Quentin Oschatz

With circuit complexity being a major bottleneck in actually executing developed quantum algorithms in domains like protein modelling, we aim to leverage machine learning to optimize developed circuits without affecting correctness. By optimizing only small parts of the circuit at a time, we can verify that the substitution is either identical or within certain error bounds of the original sequence, allowing ML to be applied while trusting the results. This work is still in its early stages, with many avenues, architectures, and approaches still being explored.

Cerebus aims to verify the correctness of scientific code, especially when generated by LLMs. Here, mere syntactic correctness is insufficient, as scientific code can easily be plagued with hard-to-diagnose numerical errors despite compiling fine.
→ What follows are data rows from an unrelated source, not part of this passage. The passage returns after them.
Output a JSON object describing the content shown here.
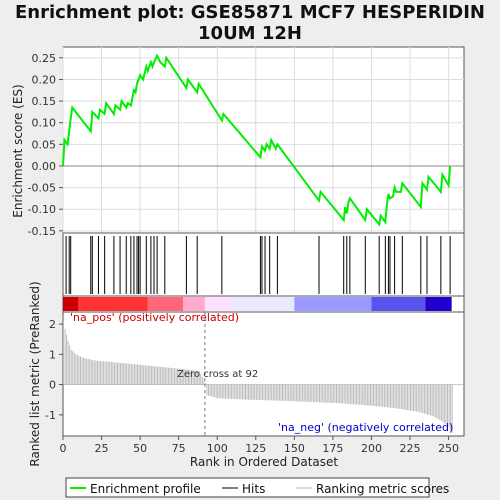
{
  "chart_data": {
    "type": "line",
    "title": "Enrichment plot: GSE85871 MCF7 HESPERIDIN\n10UM 12H",
    "xlabel": "Rank in Ordered Dataset",
    "xlim": [
      0,
      260
    ],
    "x_ticks": [
      0,
      25,
      50,
      75,
      100,
      125,
      150,
      175,
      200,
      225,
      250
    ],
    "top_panel": {
      "ylabel": "Enrichment score (ES)",
      "ylim": [
        -0.155,
        0.275
      ],
      "y_ticks": [
        -0.15,
        -0.1,
        -0.05,
        0.0,
        0.05,
        0.1,
        0.15,
        0.2,
        0.25
      ],
      "y_tick_labels": [
        "-0.15",
        "-0.10",
        "-0.05",
        "0.00",
        "0.05",
        "0.10",
        "0.15",
        "0.20",
        "0.25"
      ],
      "grid": true,
      "series": [
        {
          "name": "Enrichment profile",
          "color": "#00ee00",
          "x": [
            0,
            1,
            3,
            5,
            6,
            18,
            19,
            23,
            24,
            27,
            28,
            33,
            34,
            37,
            38,
            41,
            42,
            44,
            46,
            47,
            48,
            49,
            50,
            52,
            54,
            55,
            57,
            58,
            59,
            61,
            63,
            66,
            67,
            80,
            81,
            87,
            88,
            103,
            104,
            128,
            129,
            131,
            132,
            134,
            135,
            138,
            139,
            166,
            167,
            182,
            183,
            184,
            185,
            186,
            196,
            197,
            205,
            206,
            209,
            210,
            211,
            212,
            214,
            215,
            216,
            219,
            220,
            232,
            233,
            236,
            237,
            245,
            246,
            250,
            251
          ],
          "y": [
            0.0,
            0.06,
            0.05,
            0.11,
            0.135,
            0.08,
            0.125,
            0.11,
            0.13,
            0.12,
            0.145,
            0.12,
            0.14,
            0.13,
            0.15,
            0.135,
            0.145,
            0.14,
            0.175,
            0.17,
            0.19,
            0.2,
            0.21,
            0.2,
            0.23,
            0.22,
            0.24,
            0.23,
            0.24,
            0.255,
            0.24,
            0.23,
            0.25,
            0.18,
            0.2,
            0.17,
            0.19,
            0.105,
            0.12,
            0.02,
            0.045,
            0.035,
            0.05,
            0.04,
            0.06,
            0.04,
            0.05,
            -0.08,
            -0.06,
            -0.125,
            -0.095,
            -0.11,
            -0.085,
            -0.075,
            -0.125,
            -0.1,
            -0.135,
            -0.115,
            -0.13,
            -0.09,
            -0.065,
            -0.075,
            -0.07,
            -0.05,
            -0.06,
            -0.06,
            -0.04,
            -0.095,
            -0.04,
            -0.055,
            -0.025,
            -0.06,
            -0.02,
            -0.045,
            0.0
          ]
        }
      ]
    },
    "hits": {
      "name": "Hits",
      "color": "#000000",
      "x": [
        2,
        4,
        5,
        18,
        19,
        23,
        27,
        33,
        37,
        41,
        44,
        46,
        48,
        49,
        50,
        54,
        57,
        59,
        61,
        66,
        80,
        87,
        103,
        128,
        129,
        131,
        134,
        139,
        166,
        182,
        184,
        186,
        196,
        205,
        209,
        211,
        212,
        215,
        220,
        232,
        236,
        245,
        251
      ]
    },
    "rank_gradient": {
      "stops": [
        {
          "rank": 0,
          "color": "#cc0000"
        },
        {
          "rank": 10,
          "color": "#ff3333"
        },
        {
          "rank": 55,
          "color": "#ff6677"
        },
        {
          "rank": 78,
          "color": "#ffaacc"
        },
        {
          "rank": 92,
          "color": "#ffe0ff"
        },
        {
          "rank": 110,
          "color": "#e8e8ff"
        },
        {
          "rank": 150,
          "color": "#9999ff"
        },
        {
          "rank": 200,
          "color": "#5555ee"
        },
        {
          "rank": 235,
          "color": "#2200cc"
        },
        {
          "rank": 252,
          "color": "#1100aa"
        }
      ]
    },
    "bottom_panel": {
      "ylabel": "Ranked list metric (PreRanked)",
      "ylim": [
        -1.7,
        2.4
      ],
      "y_ticks": [
        -1,
        0,
        1,
        2
      ],
      "y_tick_labels": [
        "-1",
        "0",
        "1",
        "2"
      ],
      "series": [
        {
          "name": "Ranking metric scores",
          "color": "#bbbbbb",
          "x": [
            0,
            1,
            2,
            3,
            5,
            8,
            12,
            20,
            30,
            40,
            50,
            60,
            70,
            80,
            88,
            92,
            93,
            100,
            120,
            150,
            180,
            200,
            215,
            230,
            240,
            245,
            250,
            252
          ],
          "y": [
            2.1,
            1.85,
            1.65,
            1.45,
            1.15,
            1.0,
            0.9,
            0.8,
            0.75,
            0.7,
            0.65,
            0.6,
            0.55,
            0.5,
            0.45,
            0.05,
            -0.35,
            -0.45,
            -0.5,
            -0.55,
            -0.62,
            -0.7,
            -0.78,
            -0.9,
            -1.05,
            -1.2,
            -1.4,
            -1.6
          ]
        }
      ],
      "zero_cross": 92,
      "zero_cross_label": "Zero cross at 92",
      "pos_label": "'na_pos' (positively correlated)",
      "neg_label": "'na_neg' (negatively correlated)",
      "pos_color": "#cc0000",
      "neg_color": "#0000cc"
    },
    "legend": {
      "position": "bottom",
      "entries": [
        {
          "label": "Enrichment profile",
          "color": "#00ee00",
          "style": "line"
        },
        {
          "label": "Hits",
          "color": "#000000",
          "style": "line"
        },
        {
          "label": "Ranking metric scores",
          "color": "#bbbbbb",
          "style": "line"
        }
      ]
    }
  }
}
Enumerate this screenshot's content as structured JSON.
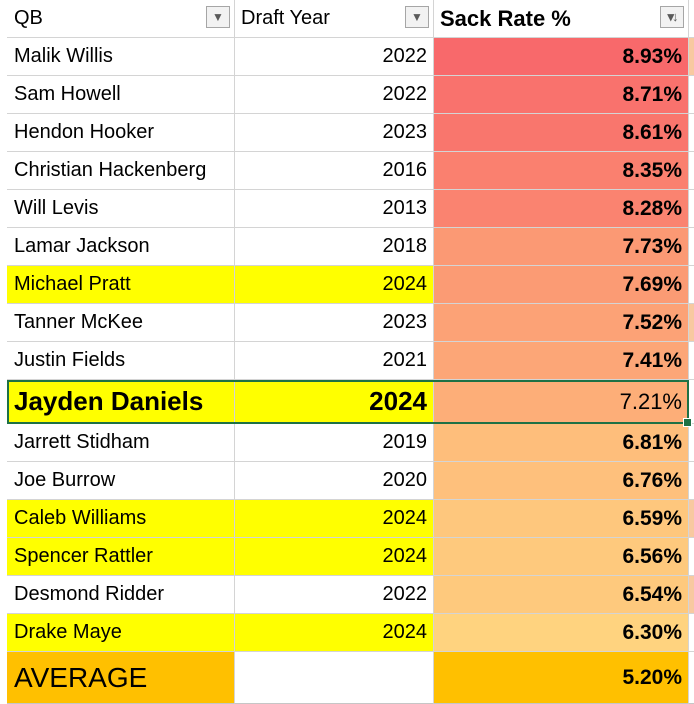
{
  "headers": {
    "qb": "QB",
    "year": "Draft Year",
    "rate": "Sack Rate %"
  },
  "colors": {
    "highlight": "#ffff00",
    "average": "#ffc000",
    "scale_high": "#f8696b",
    "scale_low": "#ffd37f",
    "active_border": "#1e7145"
  },
  "rows": [
    {
      "qb": "Malik Willis",
      "year": "2022",
      "rate": "8.93%",
      "highlight": false
    },
    {
      "qb": "Sam Howell",
      "year": "2022",
      "rate": "8.71%",
      "highlight": false
    },
    {
      "qb": "Hendon Hooker",
      "year": "2023",
      "rate": "8.61%",
      "highlight": false
    },
    {
      "qb": "Christian Hackenberg",
      "year": "2016",
      "rate": "8.35%",
      "highlight": false
    },
    {
      "qb": "Will Levis",
      "year": "2013",
      "rate": "8.28%",
      "highlight": false
    },
    {
      "qb": "Lamar Jackson",
      "year": "2018",
      "rate": "7.73%",
      "highlight": false
    },
    {
      "qb": "Michael Pratt",
      "year": "2024",
      "rate": "7.69%",
      "highlight": true
    },
    {
      "qb": "Tanner McKee",
      "year": "2023",
      "rate": "7.52%",
      "highlight": false
    },
    {
      "qb": "Justin Fields",
      "year": "2021",
      "rate": "7.41%",
      "highlight": false
    },
    {
      "qb": "Jayden Daniels",
      "year": "2024",
      "rate": "7.21%",
      "highlight": true,
      "emphasis": true
    },
    {
      "qb": "Jarrett Stidham",
      "year": "2019",
      "rate": "6.81%",
      "highlight": false
    },
    {
      "qb": "Joe Burrow",
      "year": "2020",
      "rate": "6.76%",
      "highlight": false
    },
    {
      "qb": "Caleb Williams",
      "year": "2024",
      "rate": "6.59%",
      "highlight": true
    },
    {
      "qb": "Spencer Rattler",
      "year": "2024",
      "rate": "6.56%",
      "highlight": true
    },
    {
      "qb": "Desmond Ridder",
      "year": "2022",
      "rate": "6.54%",
      "highlight": false
    },
    {
      "qb": "Drake Maye",
      "year": "2024",
      "rate": "6.30%",
      "highlight": true
    }
  ],
  "average": {
    "label": "AVERAGE",
    "year": "",
    "rate": "5.20%"
  },
  "icons": {
    "filter": "filter-dropdown-icon",
    "sort": "sort-descending-icon"
  }
}
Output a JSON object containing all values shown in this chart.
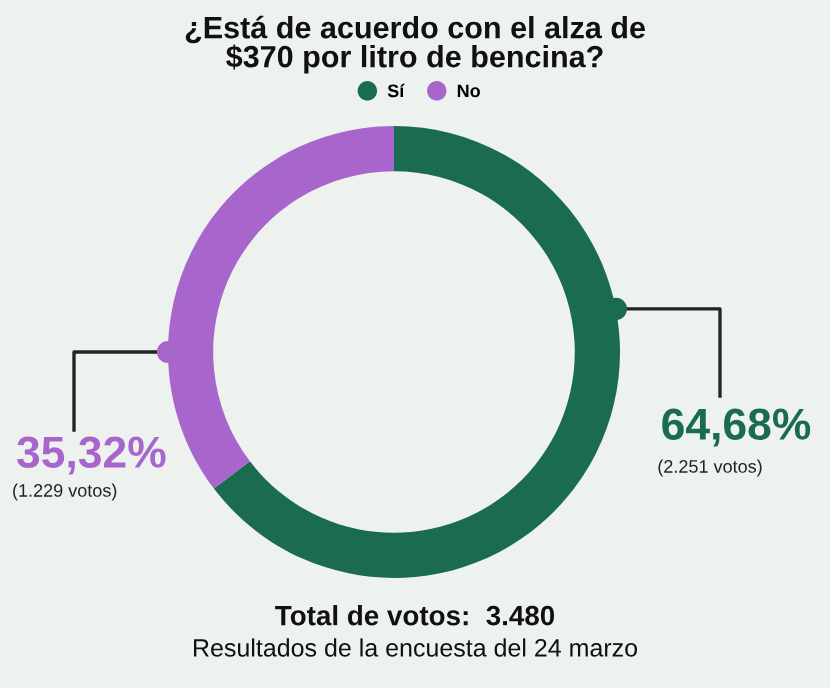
{
  "chart_data": {
    "type": "donut",
    "title": "¿Está de acuerdo con el alza de\n$370 por litro de bencina?",
    "categories": [
      "Sí",
      "No"
    ],
    "values": [
      64.68,
      35.32
    ],
    "colors": [
      "#1a6b52",
      "#a866cc"
    ],
    "value_labels": [
      "64,68%",
      "35,32%"
    ],
    "legend": "top",
    "annotations": [
      "(2.251 votos)",
      "(1.229 votos)",
      "Total de votos:  3.480",
      "Resultados de la encuesta del 24 marzo"
    ]
  }
}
Leveraging symbolic execution and semantic lifting, we can construct chains-of-reasoning that verify the numerical properties and error bounds of an implementation compared to the mathematical specifications.

This DARPA project aims to improve the basic scaling factor behind the processing of certain radar data, specifically when performing beamforming. Here, the clasical O(n³) Minimum Variance Distortionless Response (MVDR) beamforming algorithm is to be improved, ideally to yield a O(n log n) algorithm.

I helped develop and test several ML-based approaches, specifically CNNs acting on complex numbers. Additionally, I built a large part of the radar infrastructure, and helped implement a novel solver algorithm that took advantage of the data structure to reduce the scaling factor to O(n log n).